Renate Oettinger war Diplom-Kauffrau Dr. rer. pol. und arbeitete als freiberufliche Autorin, Lektorin und Textchefin in München. Ihre Fachbereiche waren Wirtschaft, Recht und IT. Zu ihren Kunden zählten neben den IDG-Redaktionen CIO, Computerwoche, TecChannel und ChannelPartner auch Siemens, Daimler und HypoVereinsbank sowie die Verlage Campus, Springer und Wolters Kluwer. Am 29. Januar 2021 ist Renate Oettinger verstorben.
Ohne Führung funktionieren Gruppen und Organisationen nicht. Dieses Denken haben wir verinnerlicht. Deshalb fällt es uns schwer, Führung neu zu denken. Doch dies ist aufgrund der stets komplexeren Herausforderungen, vor denen die Unternehmen und ihre Mitarbeiter stehen, nötig, sagen Klaus Kissel und Josef Mikus.

Viele Start-up-Unternehmen sind stolz darauf, dass in ihnen ein Laissez-Faire-Führungsstil gelebt wird. Ihre Gründer und Inhaber verstehen sich nicht als Führungskräfte, sondern eher als Mentoren, die Projekte sponsern und ihren Mitstreitern mit Rat und Tat zur Seite stehen - ohne Kontrolle und Feedback. "Feedback gibt der Kunde, nicht die Führung", lautet ihr Credo. "Eine solche Organisationsform kann nicht von Erfolg gekrönt sein", denken viele erfahrene Manager beim ersten Hinschauen. Zu Unrecht - das beweisen der Erfolg und das rasche Wachstum zahlreicher Start-ups.

Eine gute Führungskraft zeichnet sich dadurch aus, dass sie ihre Organisationseinheit verlässlich in die richtige Richtung steuert.
Eine gute Führungskraft zeichnet sich dadurch aus, dass sie ihre Organisationseinheit verlässlich in die richtige Richtung steuert.
Foto: Michael Roth/Fotolia.com

Führung scheint in Unternehmen unabdingbar. Doch zugleich kostet schlechte Führung viel Geld, denn sie führt zu Friktionen und wirtschaftlichen Verlusten - insbesondere dann, wenn

  1. sich eine zu enge "Brille" mit einer großen Entscheidungsmacht paart und

  2. eine mangelnde Beachtung und Wertschätzung der Mitarbeiter zu einer Demotivation von ihnen führt.
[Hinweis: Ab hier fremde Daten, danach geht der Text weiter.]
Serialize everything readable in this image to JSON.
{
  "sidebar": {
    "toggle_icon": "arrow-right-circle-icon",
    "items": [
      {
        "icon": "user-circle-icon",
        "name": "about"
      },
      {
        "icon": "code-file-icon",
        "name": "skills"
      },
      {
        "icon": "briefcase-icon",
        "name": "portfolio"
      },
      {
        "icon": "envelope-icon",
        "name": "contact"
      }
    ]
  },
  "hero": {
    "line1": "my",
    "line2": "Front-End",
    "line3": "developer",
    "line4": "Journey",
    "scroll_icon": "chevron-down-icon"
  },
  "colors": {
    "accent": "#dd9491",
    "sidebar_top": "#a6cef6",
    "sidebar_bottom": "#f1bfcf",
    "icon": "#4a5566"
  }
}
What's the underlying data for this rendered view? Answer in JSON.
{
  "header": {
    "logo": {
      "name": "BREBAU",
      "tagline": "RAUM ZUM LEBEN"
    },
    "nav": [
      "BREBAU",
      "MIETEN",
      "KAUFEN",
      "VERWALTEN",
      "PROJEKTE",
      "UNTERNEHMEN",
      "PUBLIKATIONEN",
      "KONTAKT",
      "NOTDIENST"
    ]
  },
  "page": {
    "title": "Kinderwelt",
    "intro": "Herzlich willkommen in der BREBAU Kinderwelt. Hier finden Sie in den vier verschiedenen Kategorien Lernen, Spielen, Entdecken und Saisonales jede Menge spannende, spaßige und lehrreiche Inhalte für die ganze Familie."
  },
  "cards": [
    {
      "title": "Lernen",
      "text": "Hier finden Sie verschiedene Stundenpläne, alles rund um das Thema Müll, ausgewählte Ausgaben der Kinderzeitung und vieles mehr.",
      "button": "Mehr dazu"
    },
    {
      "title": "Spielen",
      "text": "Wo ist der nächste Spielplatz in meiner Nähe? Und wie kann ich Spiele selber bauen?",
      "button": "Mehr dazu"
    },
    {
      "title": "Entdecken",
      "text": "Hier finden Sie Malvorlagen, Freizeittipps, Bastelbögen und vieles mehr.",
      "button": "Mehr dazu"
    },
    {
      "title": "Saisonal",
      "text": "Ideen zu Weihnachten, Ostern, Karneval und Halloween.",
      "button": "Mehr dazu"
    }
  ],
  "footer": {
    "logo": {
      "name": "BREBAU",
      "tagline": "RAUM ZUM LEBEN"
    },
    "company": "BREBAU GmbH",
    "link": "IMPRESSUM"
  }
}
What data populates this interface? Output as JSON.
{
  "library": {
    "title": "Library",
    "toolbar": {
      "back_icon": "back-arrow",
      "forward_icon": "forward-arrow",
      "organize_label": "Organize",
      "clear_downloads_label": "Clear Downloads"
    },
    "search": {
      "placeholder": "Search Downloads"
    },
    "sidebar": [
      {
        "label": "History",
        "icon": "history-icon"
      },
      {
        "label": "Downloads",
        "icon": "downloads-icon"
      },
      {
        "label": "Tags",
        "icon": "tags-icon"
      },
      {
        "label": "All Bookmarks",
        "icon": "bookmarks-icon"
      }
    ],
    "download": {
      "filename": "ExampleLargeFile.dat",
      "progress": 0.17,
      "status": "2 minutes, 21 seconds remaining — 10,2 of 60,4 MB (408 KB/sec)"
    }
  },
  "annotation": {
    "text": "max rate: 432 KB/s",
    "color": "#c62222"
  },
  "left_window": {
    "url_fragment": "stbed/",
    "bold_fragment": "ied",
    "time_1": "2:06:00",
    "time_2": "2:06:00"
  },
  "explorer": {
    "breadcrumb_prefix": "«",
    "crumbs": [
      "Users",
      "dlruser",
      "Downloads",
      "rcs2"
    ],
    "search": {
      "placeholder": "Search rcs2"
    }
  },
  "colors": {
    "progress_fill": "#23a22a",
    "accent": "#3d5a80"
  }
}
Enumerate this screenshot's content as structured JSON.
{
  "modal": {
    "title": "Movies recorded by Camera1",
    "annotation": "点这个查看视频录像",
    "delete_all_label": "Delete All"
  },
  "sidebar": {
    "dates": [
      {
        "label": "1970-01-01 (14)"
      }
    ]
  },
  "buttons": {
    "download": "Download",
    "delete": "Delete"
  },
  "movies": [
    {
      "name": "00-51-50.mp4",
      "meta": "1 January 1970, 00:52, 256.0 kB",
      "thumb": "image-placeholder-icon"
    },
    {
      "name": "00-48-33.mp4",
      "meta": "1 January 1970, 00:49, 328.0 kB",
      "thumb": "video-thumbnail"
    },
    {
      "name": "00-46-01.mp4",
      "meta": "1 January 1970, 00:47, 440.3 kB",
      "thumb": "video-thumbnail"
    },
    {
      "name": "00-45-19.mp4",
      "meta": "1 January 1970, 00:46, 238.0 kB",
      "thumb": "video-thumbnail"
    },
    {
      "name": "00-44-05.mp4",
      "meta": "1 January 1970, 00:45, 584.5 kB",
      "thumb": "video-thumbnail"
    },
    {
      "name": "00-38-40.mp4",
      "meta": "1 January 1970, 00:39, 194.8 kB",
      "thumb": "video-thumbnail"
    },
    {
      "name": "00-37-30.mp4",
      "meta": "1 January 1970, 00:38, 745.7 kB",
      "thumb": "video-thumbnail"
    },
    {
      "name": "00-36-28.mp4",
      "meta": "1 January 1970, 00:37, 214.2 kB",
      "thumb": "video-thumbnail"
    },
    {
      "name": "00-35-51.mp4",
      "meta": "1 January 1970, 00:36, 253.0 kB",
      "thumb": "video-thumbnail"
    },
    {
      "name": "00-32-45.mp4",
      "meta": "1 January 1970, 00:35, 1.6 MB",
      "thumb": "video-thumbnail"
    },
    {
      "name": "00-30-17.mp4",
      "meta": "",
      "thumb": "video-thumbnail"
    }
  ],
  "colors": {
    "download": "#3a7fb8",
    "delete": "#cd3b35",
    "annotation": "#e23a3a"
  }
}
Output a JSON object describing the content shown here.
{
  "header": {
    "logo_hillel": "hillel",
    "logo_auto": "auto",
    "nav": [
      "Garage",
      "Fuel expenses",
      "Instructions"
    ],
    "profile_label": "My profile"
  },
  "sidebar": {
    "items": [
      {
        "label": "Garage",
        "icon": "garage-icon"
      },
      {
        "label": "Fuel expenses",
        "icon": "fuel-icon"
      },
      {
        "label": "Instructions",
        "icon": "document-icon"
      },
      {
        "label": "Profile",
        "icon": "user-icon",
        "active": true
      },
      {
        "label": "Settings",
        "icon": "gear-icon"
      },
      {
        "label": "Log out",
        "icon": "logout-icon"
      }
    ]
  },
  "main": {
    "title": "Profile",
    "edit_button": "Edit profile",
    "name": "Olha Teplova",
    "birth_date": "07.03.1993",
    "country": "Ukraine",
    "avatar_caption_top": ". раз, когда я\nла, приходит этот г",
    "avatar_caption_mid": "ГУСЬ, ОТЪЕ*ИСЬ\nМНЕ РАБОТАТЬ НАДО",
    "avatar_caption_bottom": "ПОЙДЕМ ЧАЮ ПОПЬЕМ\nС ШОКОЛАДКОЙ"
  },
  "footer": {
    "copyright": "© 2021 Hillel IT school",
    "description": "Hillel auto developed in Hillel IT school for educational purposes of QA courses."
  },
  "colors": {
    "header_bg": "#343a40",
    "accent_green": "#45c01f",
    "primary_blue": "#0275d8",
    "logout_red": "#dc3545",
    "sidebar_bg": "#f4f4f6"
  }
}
Um gute Führungskräfte buhlt deshalb die Wirtschaft, und sie haben ihren Preis.

Unternehmensführer betonen immer wieder: "Unternehmen brauchen eine starke Führung." Zugleich hört man jedoch oft, dass der Streit um Macht zwischen den Platzhirschen auf der Führungsebene Organisationen lähmt. Deshalb stellt sich die Frage: Machen wir zu viel Kult um ein Führungsideal, das heute nicht mehr funktioniert? Denn unbeantwortet ist nach wie vor die Frage: Lassen sich komplexe Organisationen führen?

Lassen sich komplexe Organisationen führen?

In ihren Analysen zu komplexen Organisationsstrukturen zeigten die Systemforscher Frederik Vester und Dietrich Dörner, wie schwierig steuernde Eingriffe in vernetzten Systemen sind - unabhängig davon, ob es sich bei ihnen um Unternehmen, Kommunen oder Staaten handelt. Dörner ging das Thema experimentell an. Dabei wurde immer wieder evident,

  1. wie selten einzelne, allein auf sich gestellte Entscheider in komplexen Situationen gute Lösungen finden und

  2. wie schnell sie Systeme zum Scheitern führen.

Sichtet man jedoch die aktuelle Managementliteratur, wie zum Beispiel die Konzepte von Fredmund Malik, dann wird darin noch stark auf die "Führungskraft" gesetzt. Für Malik kulminiert das Thema im Begriff Management, und dieses ist, so sein Credo, wie jede andere Profession lernbar. Damit entmythologisiert Malik zwar Führung, legitimiert wird sie hierdurch aber nicht.

Breiter und differenzierter stellt sich die Frage nach Führung bei Oswald Neuberger. Doch auch er beantwortet die Frage nach der Legitimation von Führung nicht überzeugend - obwohl er die Problematik von Führung in komplexen Systemen bedenkt. Auch eine Alternative zum bisherigen Führungssystem findet man in seinem Standardwerk "Führen und Führen lassen" nicht.

Bei Organisationen, die einfache, monokausal funktionierende Systeme sind, ist es vorstellbar, dass eine Führungskraft, an die richtige Stelle gesetzt, die Organisation gut steuert. Und unbestreitbar lassen sich auch heute noch Betriebe so aufbauen, dass sie auf dem Prinzip pyramidaler Steuerung beruhen. Für eine standardisierte Massenproduktion hat sich ein solches System durchaus bewährt.